I started making the famed Mozza pizza dough today, but got sidetracked and the sponge part (water, yeast, bread flour, wheat germ, and rye flour) sat a room temp proofing for SEVEN hours instead of the 90 minutes the recipe called for.
I was about to go throw it out when I realized how much gluten had been formed. It doesn't stick to the sides of the bowl and has an excellent elasticity to it.
So instead of throwing it away, I put it in the fridge and hope I can use it for something. Can I just pull it out tomorrow and continue with the recipe? I know some people do very long proofs (but normally in fridge the whole time), so maybe it'll be okay.
I do an 8 hour (overnite) ferment of the sponge on the counter so you're fine. In the morning I put the sponge, plus the remainder of the flour, oil, salt in the Kitchen Aid and let it mix and knead while I take my shower. It is returned to the Rubbermaid container that I started the sponge in to ferment during the day and I make the pizza when I come home at 5:00pm.
Getting the maximum flavor when you are baking bread is essentially playing a game of chicken with the yeast and you can usually double or even triple the ferment times because they are usually written more for convenience and speed than obtaining maximum flavor. If you like the longer ferments but find that the yeast is consuming all of the sugars you can cut the amount of yeast by up to 1/2 w/o any negative consequences when you use very long ferments.

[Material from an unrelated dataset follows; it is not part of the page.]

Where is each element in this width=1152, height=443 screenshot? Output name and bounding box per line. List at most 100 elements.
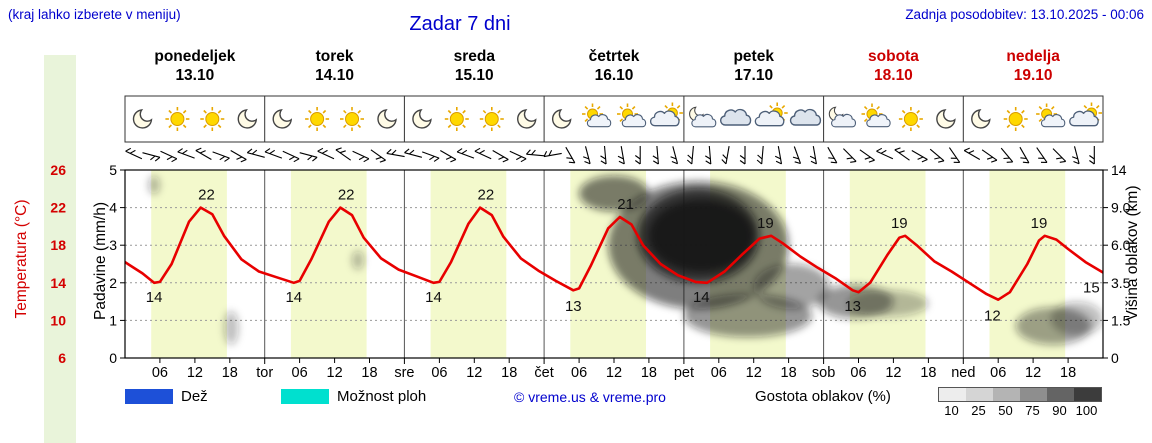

Thanks guys! I transferred it to a Pyrex bowl and refrigerated it (but didn't add more flour since I didn't read the replies until now).

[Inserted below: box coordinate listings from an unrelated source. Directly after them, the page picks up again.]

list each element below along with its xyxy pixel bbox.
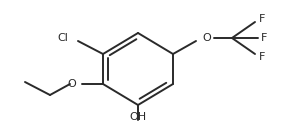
Text: F: F [261, 33, 267, 43]
Text: Cl: Cl [57, 33, 68, 43]
Text: O: O [202, 33, 211, 43]
Text: O: O [67, 79, 76, 89]
Text: F: F [259, 14, 265, 24]
Text: F: F [259, 52, 265, 62]
Text: OH: OH [129, 112, 147, 122]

Do I need to keep the yeast alive until I want to use it?
How much should I add to new batches of dough?
I'll be re-doing the recipe today, so I can try to use up some of it.

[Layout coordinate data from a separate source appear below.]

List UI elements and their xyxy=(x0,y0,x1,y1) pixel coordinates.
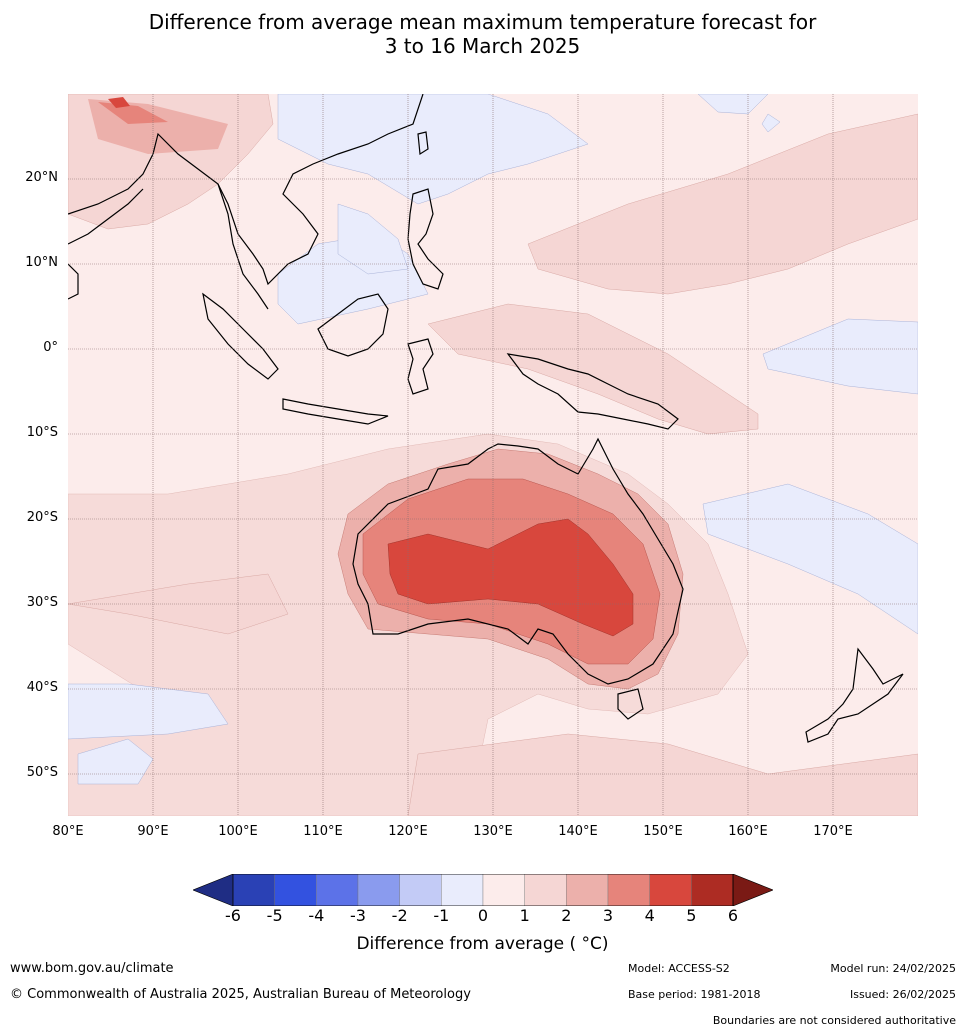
footer-model: Model: ACCESS-S2 xyxy=(628,962,730,975)
colorbar-ticks: -6 -5 -4 -3 -2 -1 0 1 2 3 4 5 6 xyxy=(0,906,965,926)
colorbar-tick-label: 6 xyxy=(727,906,739,925)
footer-copyright: © Commonwealth of Australia 2025, Austra… xyxy=(10,987,471,1002)
lon-label-120e: 120°E xyxy=(388,824,428,839)
colorbar-bin xyxy=(274,874,317,906)
colorbar-bin xyxy=(357,874,400,906)
colorbar-tick-label: 5 xyxy=(686,906,697,925)
footer-issued: Issued: 26/02/2025 xyxy=(849,988,956,1001)
anomaly-neg1-0-regions xyxy=(68,94,918,785)
colorbar-tick-label: -2 xyxy=(391,906,408,925)
colorbar-bin xyxy=(524,874,567,906)
lat-label-20s: 20°S xyxy=(26,510,58,525)
colorbar-tick-label: 0 xyxy=(477,906,489,925)
footer-base-period: Base period: 1981-2018 xyxy=(628,988,761,1001)
colorbar-bin xyxy=(691,874,734,906)
colorbar-bin xyxy=(482,874,525,906)
lon-label-150e: 150°E xyxy=(643,824,683,839)
lon-label-140e: 140°E xyxy=(558,824,598,839)
graticule xyxy=(68,94,918,816)
colorbar-tick-label: 2 xyxy=(561,906,572,925)
colorbar-tick-label: -1 xyxy=(433,906,450,925)
anomaly-3-4-tibet xyxy=(98,102,168,124)
forecast-map xyxy=(68,94,918,816)
lon-label-130e: 130°E xyxy=(473,824,513,839)
colorbar-bin xyxy=(607,874,650,906)
anomaly-4-5-region xyxy=(387,518,634,637)
colorbar-extend-low xyxy=(193,874,234,906)
colorbar-tick-label: -4 xyxy=(308,906,325,925)
colorbar-tick-label: 1 xyxy=(519,906,530,925)
colorbar-bin xyxy=(399,874,442,906)
colorbar-bin xyxy=(232,874,275,906)
anomaly-4-5-tibet xyxy=(108,97,130,108)
lon-label-160e: 160°E xyxy=(728,824,768,839)
lat-label-20n: 20°N xyxy=(25,170,58,185)
map-svg xyxy=(68,94,918,816)
colorbar-tick-label: 4 xyxy=(644,906,655,925)
colorbar-extend-high xyxy=(732,874,773,906)
colorbar-tick-label: -5 xyxy=(266,906,283,925)
lat-label-30s: 30°S xyxy=(26,595,58,610)
colorbar-tick-label: -3 xyxy=(350,906,366,925)
colorbar-tick-label: -6 xyxy=(225,906,241,925)
colorbar-bin xyxy=(441,874,484,906)
footer-model-run: Model run: 24/02/2025 xyxy=(830,962,956,975)
colorbar-outline xyxy=(232,874,734,906)
colorbar-tick-label: 3 xyxy=(602,906,614,925)
colorbar-label: Difference from average ( °C) xyxy=(356,934,609,954)
title-line-2: 3 to 16 March 2025 xyxy=(384,34,581,58)
footer-disclaimer: Boundaries are not considered authoritat… xyxy=(712,1014,956,1027)
lon-label-90e: 90°E xyxy=(137,824,169,839)
lat-label-0: 0° xyxy=(43,340,58,355)
colorbar-bin xyxy=(566,874,609,906)
footer-url: www.bom.gov.au/climate xyxy=(10,961,174,976)
lon-label-100e: 100°E xyxy=(218,824,258,839)
lon-label-110e: 110°E xyxy=(303,824,343,839)
lat-label-10s: 10°S xyxy=(26,425,58,440)
lat-label-10n: 10°N xyxy=(25,255,58,270)
map-title: Difference from average mean maximum tem… xyxy=(0,10,965,58)
lat-label-50s: 50°S xyxy=(26,765,58,780)
coastlines xyxy=(68,94,904,743)
lon-label-80e: 80°E xyxy=(52,824,84,839)
colorbar-bin xyxy=(649,874,692,906)
colorbar-bin xyxy=(316,874,359,906)
lon-label-170e: 170°E xyxy=(813,824,853,839)
title-line-1: Difference from average mean maximum tem… xyxy=(148,10,817,34)
lat-label-40s: 40°S xyxy=(26,680,58,695)
colorbar xyxy=(193,874,773,906)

I would just add it in to whatever recipe you're making and pretend it doesn't exist--the full amount or however much you want. It doesn't really matter until it's old enough that the gluten has broken down. At that point a large amount would affect the texture of the finished product, but what you've described has gluten intact and thus is a perfect pre-ferment. It sounds like the yeast is still likely to be active, but don't worry too much about that. Just proceed with the stated quantities of fresh ingredients. Depending on how wet it is relative to the final recipe, you might have to add a bit more flour, which you should be able to wing. Or if your recipe is written in bakers percent, you can calculate the difference in hydration very easily and alter your fresh ingredient content accordingly.